Hay gestos que revelan más que cualquier discurso. Gustavo Petro lo demuestra con frecuencia: convierte cada escenario público en un acto de autosuficiencia, un monólogo de superioridad moral… aunque esa es precisamente la virtud que menos exhibe. Su más reciente episodio —el momento en que ordena a un general sentarse porque “está ante su comandante supremo”— no es un hecho aislado: es la confirmación de un patrón que incomoda, divide y erosiona la relación del presidente con la Fuerza Pública.
El video que circula por todo el país muestra una escena casi teatral:
- un público gritándole,
- un general intentando acercarse,
- y Petro, con tono socarrón, soltando la frase que ya es tendencia nacional.
Si el sarcasmo fuera una virtud de liderazgo, estaríamos frente a un estadista excepcional. Pero no lo es. Lo que vimos fue una demostración innecesaria de poder que dejó a un oficial uniformado en una posición incómoda, casi humillante.
La reacción ciudadana no tardó. Cualquier colombiano entiende que el uniforme merece respeto, no por capricho, sino porque encarna vidas dedicadas al servicio público. Sin embargo, el presidente —quien suele confundir autoridad con arrogancia— volvió a protagonizar un espectáculo que debilita la institucionalidad.
En otro fragmento, un miembro de la Fuerza Pública aparece entregándole un pequeño vaso al mandatario. Un gesto aparentemente trivial, pero simbólicamente devastador: muestra al uniformado como un asistente personal, reforzando esa tendencia presidencial a instrumentalizar a las instituciones para alimentar su narrativa política.

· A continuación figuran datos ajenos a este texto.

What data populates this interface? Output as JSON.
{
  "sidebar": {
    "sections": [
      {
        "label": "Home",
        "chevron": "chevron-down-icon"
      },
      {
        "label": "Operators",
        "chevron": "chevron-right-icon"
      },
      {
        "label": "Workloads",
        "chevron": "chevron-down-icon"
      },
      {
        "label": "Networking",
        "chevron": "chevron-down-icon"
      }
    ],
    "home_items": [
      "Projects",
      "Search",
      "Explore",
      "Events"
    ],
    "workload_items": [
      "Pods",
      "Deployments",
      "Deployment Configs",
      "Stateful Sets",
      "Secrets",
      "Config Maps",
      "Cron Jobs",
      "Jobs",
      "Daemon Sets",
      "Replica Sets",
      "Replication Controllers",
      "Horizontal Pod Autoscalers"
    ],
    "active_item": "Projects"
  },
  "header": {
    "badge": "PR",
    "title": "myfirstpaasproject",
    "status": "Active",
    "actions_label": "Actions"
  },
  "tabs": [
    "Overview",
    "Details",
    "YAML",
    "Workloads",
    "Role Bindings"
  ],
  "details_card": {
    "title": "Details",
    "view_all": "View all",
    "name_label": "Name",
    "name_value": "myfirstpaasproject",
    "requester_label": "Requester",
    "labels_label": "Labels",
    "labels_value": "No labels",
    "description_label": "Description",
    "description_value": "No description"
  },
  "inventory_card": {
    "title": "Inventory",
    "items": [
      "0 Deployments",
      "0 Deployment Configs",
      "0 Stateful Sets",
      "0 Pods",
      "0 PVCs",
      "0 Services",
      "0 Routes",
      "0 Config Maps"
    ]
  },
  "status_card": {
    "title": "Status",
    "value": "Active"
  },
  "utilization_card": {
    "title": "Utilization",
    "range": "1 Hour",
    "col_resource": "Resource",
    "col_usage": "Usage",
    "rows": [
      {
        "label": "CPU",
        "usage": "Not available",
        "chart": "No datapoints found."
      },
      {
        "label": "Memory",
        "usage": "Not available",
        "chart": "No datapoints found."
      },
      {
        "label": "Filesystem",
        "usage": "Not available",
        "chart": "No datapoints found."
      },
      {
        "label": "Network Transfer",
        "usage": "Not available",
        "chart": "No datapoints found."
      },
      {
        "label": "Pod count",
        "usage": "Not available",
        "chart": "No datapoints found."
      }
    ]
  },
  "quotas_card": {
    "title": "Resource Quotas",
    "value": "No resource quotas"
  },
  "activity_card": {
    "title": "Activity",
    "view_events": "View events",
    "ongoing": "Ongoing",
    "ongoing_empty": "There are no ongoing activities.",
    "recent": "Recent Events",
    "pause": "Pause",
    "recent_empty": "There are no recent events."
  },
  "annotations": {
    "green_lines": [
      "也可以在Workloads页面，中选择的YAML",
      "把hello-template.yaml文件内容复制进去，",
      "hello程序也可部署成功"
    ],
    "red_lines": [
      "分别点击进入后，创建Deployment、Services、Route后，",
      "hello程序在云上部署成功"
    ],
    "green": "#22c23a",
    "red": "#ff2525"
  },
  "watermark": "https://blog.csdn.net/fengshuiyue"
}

El hecho no es aislado. Forma parte de una relación deteriorada que el propio presidente ha alimentado:
- omisión de protocolos militares,
- desplantes en ceremonias oficiales,
- minimización del sacrificio de soldados y policías,
- frialdad frente a atentados que cobraron vidas,
- críticas generalizadas a la institución,
- preferencia por exaltar actores armados ilegales antes que reconocer a quienes defienden al Estado.
Cuando afirmó que las Fuerzas estaban “llenas de vicios”, o cuando insinuó que parte de sus miembros actuaban como “enemigos del pueblo”, quedó claro que existe una desconfianza profunda. Esa brecha —cada vez mayor— es peligrosa para la estabilidad institucional.

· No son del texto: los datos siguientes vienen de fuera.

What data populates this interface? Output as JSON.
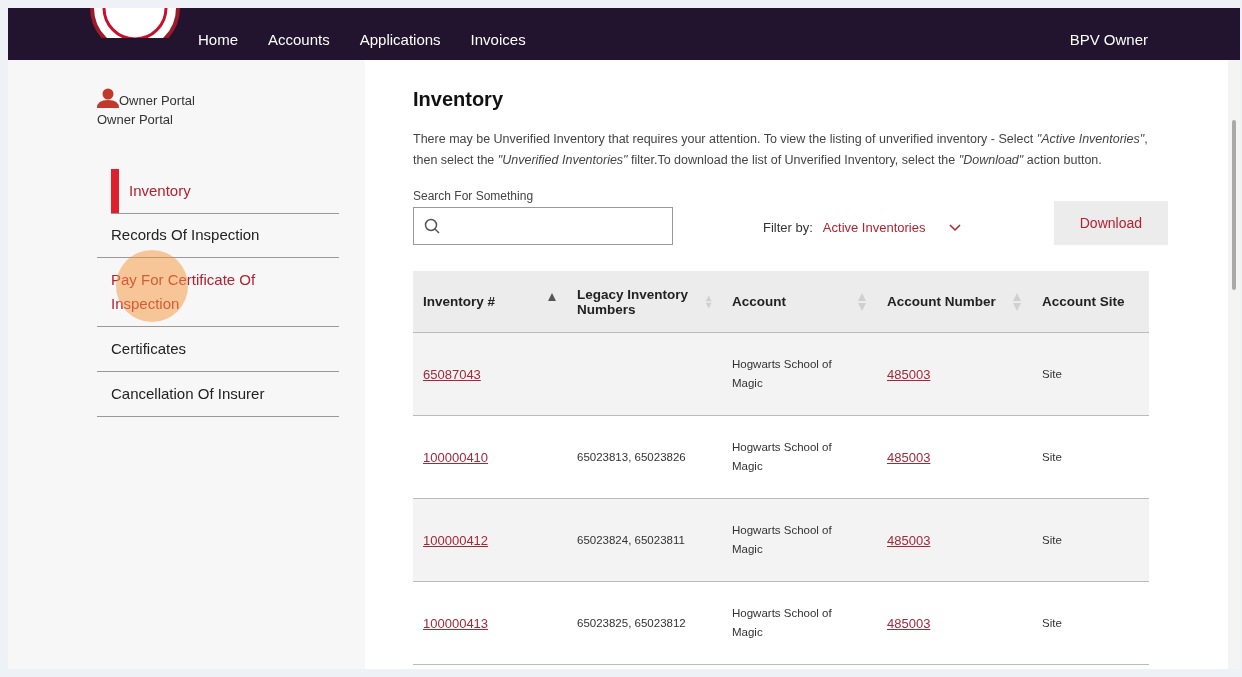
{
  "nav": {
    "links": [
      "Home",
      "Accounts",
      "Applications",
      "Invoices"
    ],
    "user": "BPV Owner"
  },
  "sidebar": {
    "portal_title": "Owner Portal",
    "portal_subtitle": "Owner Portal",
    "items": [
      {
        "label": "Inventory",
        "selected": true,
        "hovered": false
      },
      {
        "label": "Records Of Inspection",
        "selected": false,
        "hovered": false
      },
      {
        "label": "Pay For Certificate Of Inspection",
        "selected": false,
        "hovered": true
      },
      {
        "label": "Certificates",
        "selected": false,
        "hovered": false
      },
      {
        "label": "Cancellation Of Insurer",
        "selected": false,
        "hovered": false
      }
    ]
  },
  "main": {
    "title": "Inventory",
    "description": "There may be Unverified Inventory that requires your attention. To view the listing of unverified inventory - Select *\"Active Inventories\"*, then select the *\"Unverified Inventories\"* filter.To download the list of Unverified Inventory, select the *\"Download\"* action button.",
    "search": {
      "label": "Search For Something"
    },
    "filter": {
      "label": "Filter by:",
      "value": "Active Inventories"
    },
    "download_button": "Download"
  },
  "table": {
    "columns": [
      {
        "label": "Inventory #",
        "sorted": true
      },
      {
        "label": "Legacy Inventory Numbers",
        "sorted": false
      },
      {
        "label": "Account",
        "sorted": false
      },
      {
        "label": "Account Number",
        "sorted": false
      },
      {
        "label": "Account Site"
      }
    ],
    "rows": [
      {
        "inventory": "65087043",
        "account": "Hogwarts School of Magic",
        "account_number": "485003",
        "site": "Site"
      },
      {
        "inventory": "100000410",
        "legacy": "65023813, 65023826",
        "account": "Hogwarts School of Magic",
        "account_number": "485003",
        "site": "Site"
      },
      {
        "inventory": "100000412",
        "legacy": "65023824, 65023811",
        "account": "Hogwarts School of Magic",
        "account_number": "485003",
        "site": "Site"
      },
      {
        "inventory": "100000413",
        "legacy": "65023825, 65023812",
        "account": "Hogwarts School of Magic",
        "account_number": "485003",
        "site": "Site"
      }
    ]
  }
}
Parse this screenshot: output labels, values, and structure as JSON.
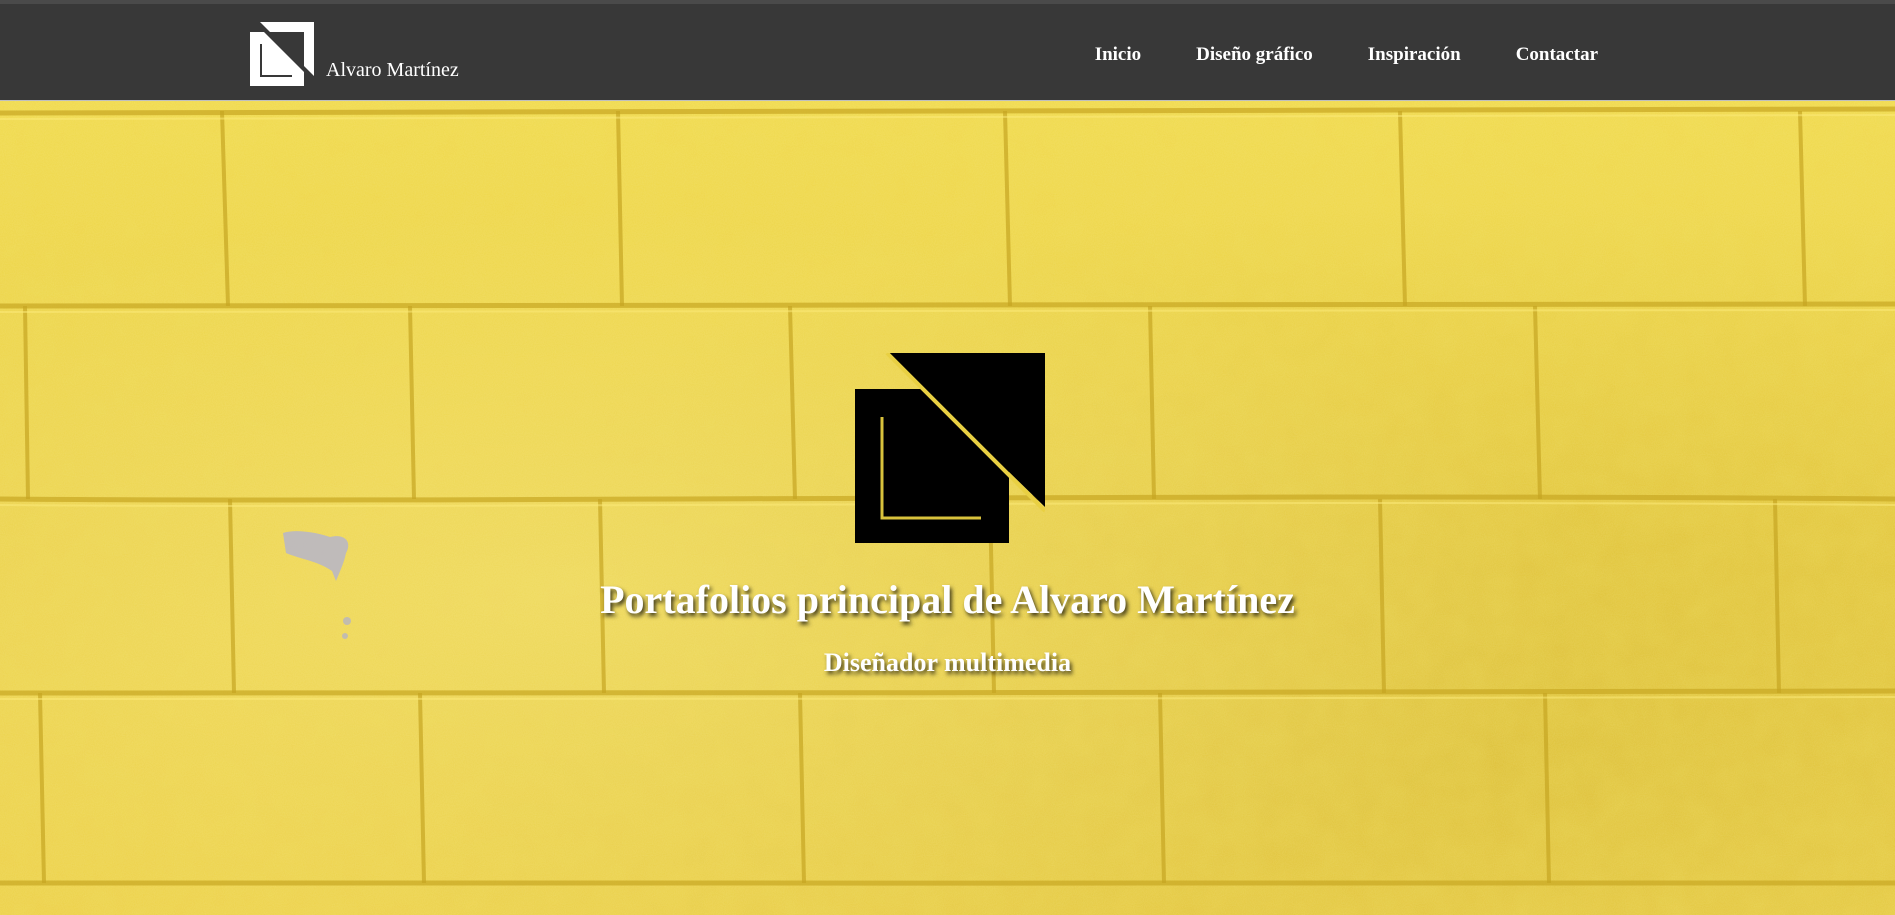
{
  "header": {
    "brand_name": "Alvaro Martínez",
    "logo_icon": "square-triangle-logo-icon",
    "nav": [
      {
        "label": "Inicio"
      },
      {
        "label": "Diseño gráfico"
      },
      {
        "label": "Inspiración"
      },
      {
        "label": "Contactar"
      }
    ]
  },
  "hero": {
    "logo_icon": "square-triangle-logo-icon",
    "title": "Portafolios principal de Alvaro Martínez",
    "subtitle": "Diseñador multimedia",
    "background": "yellow-brick-wall"
  },
  "colors": {
    "navbar_bg": "#383838",
    "nav_text": "#ffffff",
    "hero_yellow": "#e9d043",
    "logo_black": "#000000"
  }
}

Constitucionalmente, Gustavo Petro es el comandante supremo de las Fuerzas Militares. Nadie discute eso. Lo que se discute es su legitimidad moral para ejercer ese liderazgo. El mando se construye con coherencia, respeto y ejemplo, no con frases altisonantes ni gestos altivos. Petro lo ha desperdiciado con la misma facilidad con la que improvisa discursos en plazas públicas. Lo que está en juego: la confianza en el Estado
Amplios sectores han advertido que estos episodios no son simples roces de estilo: son síntomas de un gobierno que no comprende el valor de la Fuerza Pública y que no logra generar cohesión institucional. Por eso no sorprende que muchos pidan que estos hechos se cobren en las urnas. Las Fuerzas no son de izquierda ni de derecha: son del Estado. Y un presidente que no honra ese principio deteriora la confianza nacional.

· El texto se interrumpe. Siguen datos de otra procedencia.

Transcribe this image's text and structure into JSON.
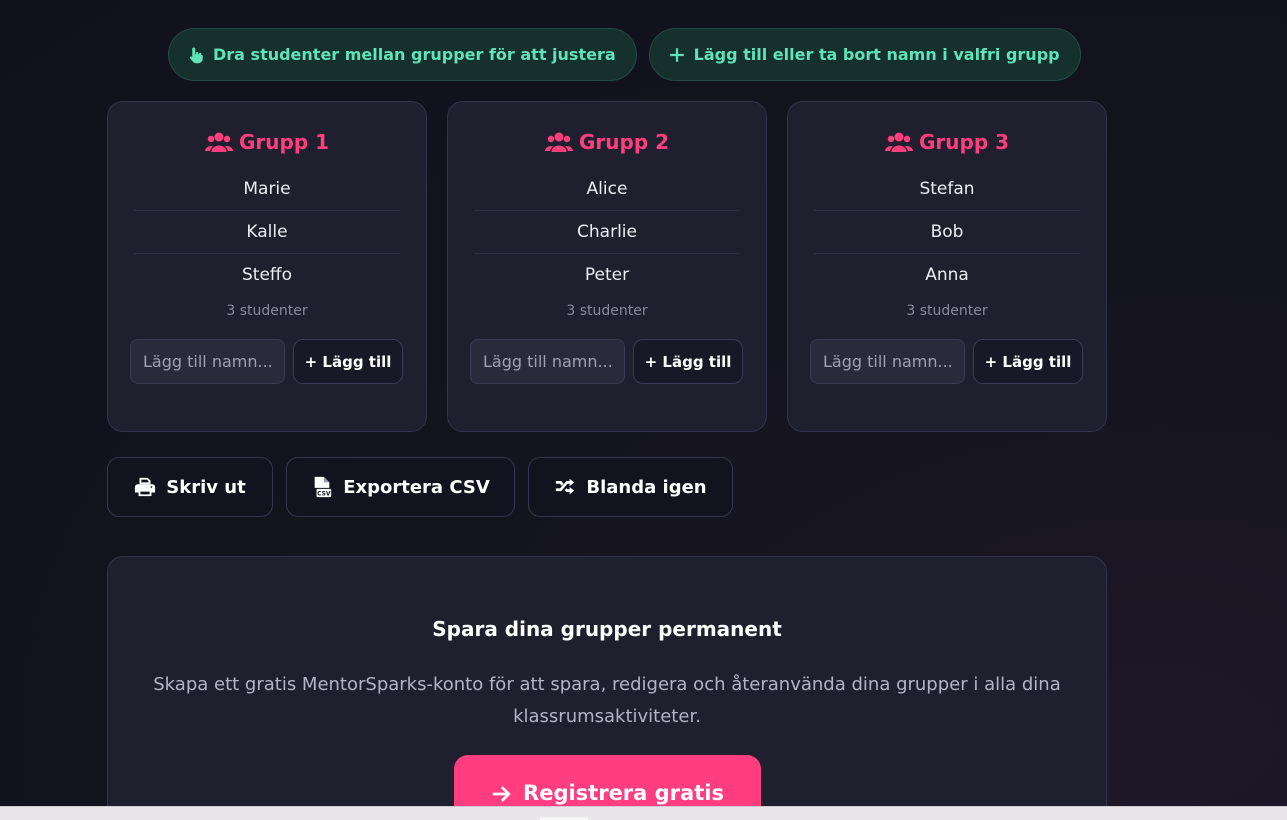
{
  "hints": [
    {
      "icon": "hand-pointer-icon",
      "label": "Dra studenter mellan grupper för att justera"
    },
    {
      "icon": "plus-icon",
      "label": "Lägg till eller ta bort namn i valfri grupp"
    }
  ],
  "groups": [
    {
      "title": "Grupp 1",
      "members": [
        "Marie",
        "Kalle",
        "Steffo"
      ],
      "count": "3 studenter",
      "input_placeholder": "Lägg till namn...",
      "add_label": "+ Lägg till"
    },
    {
      "title": "Grupp 2",
      "members": [
        "Alice",
        "Charlie",
        "Peter"
      ],
      "count": "3 studenter",
      "input_placeholder": "Lägg till namn...",
      "add_label": "+ Lägg till"
    },
    {
      "title": "Grupp 3",
      "members": [
        "Stefan",
        "Bob",
        "Anna"
      ],
      "count": "3 studenter",
      "input_placeholder": "Lägg till namn...",
      "add_label": "+ Lägg till"
    }
  ],
  "actions": {
    "print_label": "Skriv ut",
    "export_label": "Exportera CSV",
    "shuffle_label": "Blanda igen"
  },
  "promo": {
    "title": "Spara dina grupper permanent",
    "text": "Skapa ett gratis MentorSparks-konto för att spara, redigera och återanvända dina grupper i alla dina klassrumsaktiviteter.",
    "register_label": "Registrera gratis"
  },
  "colors": {
    "accent": "#ff3d7f",
    "hint_text": "#5fe3b8",
    "background": "#12121f",
    "card": "#1f1f2e"
  }
}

La Fuerza Pública no necesita un comandante supremo que convierta cada acto en un espectáculo personal, sino un líder capaz de comprender su sacrificio y rol en la democracia. El video de Petro no es solo un momento desafortunado: es el reflejo de una relación fracturada que él mismo ha creado.
En política, como en la vida, hay títulos que se ostentan y títulos que se honran. Petro ostenta el de comandante supremo, sí. Pero hace mucho dejó de honrarlo. Y eso, tarde o temprano, lo juzgará la historia… y también las urnas.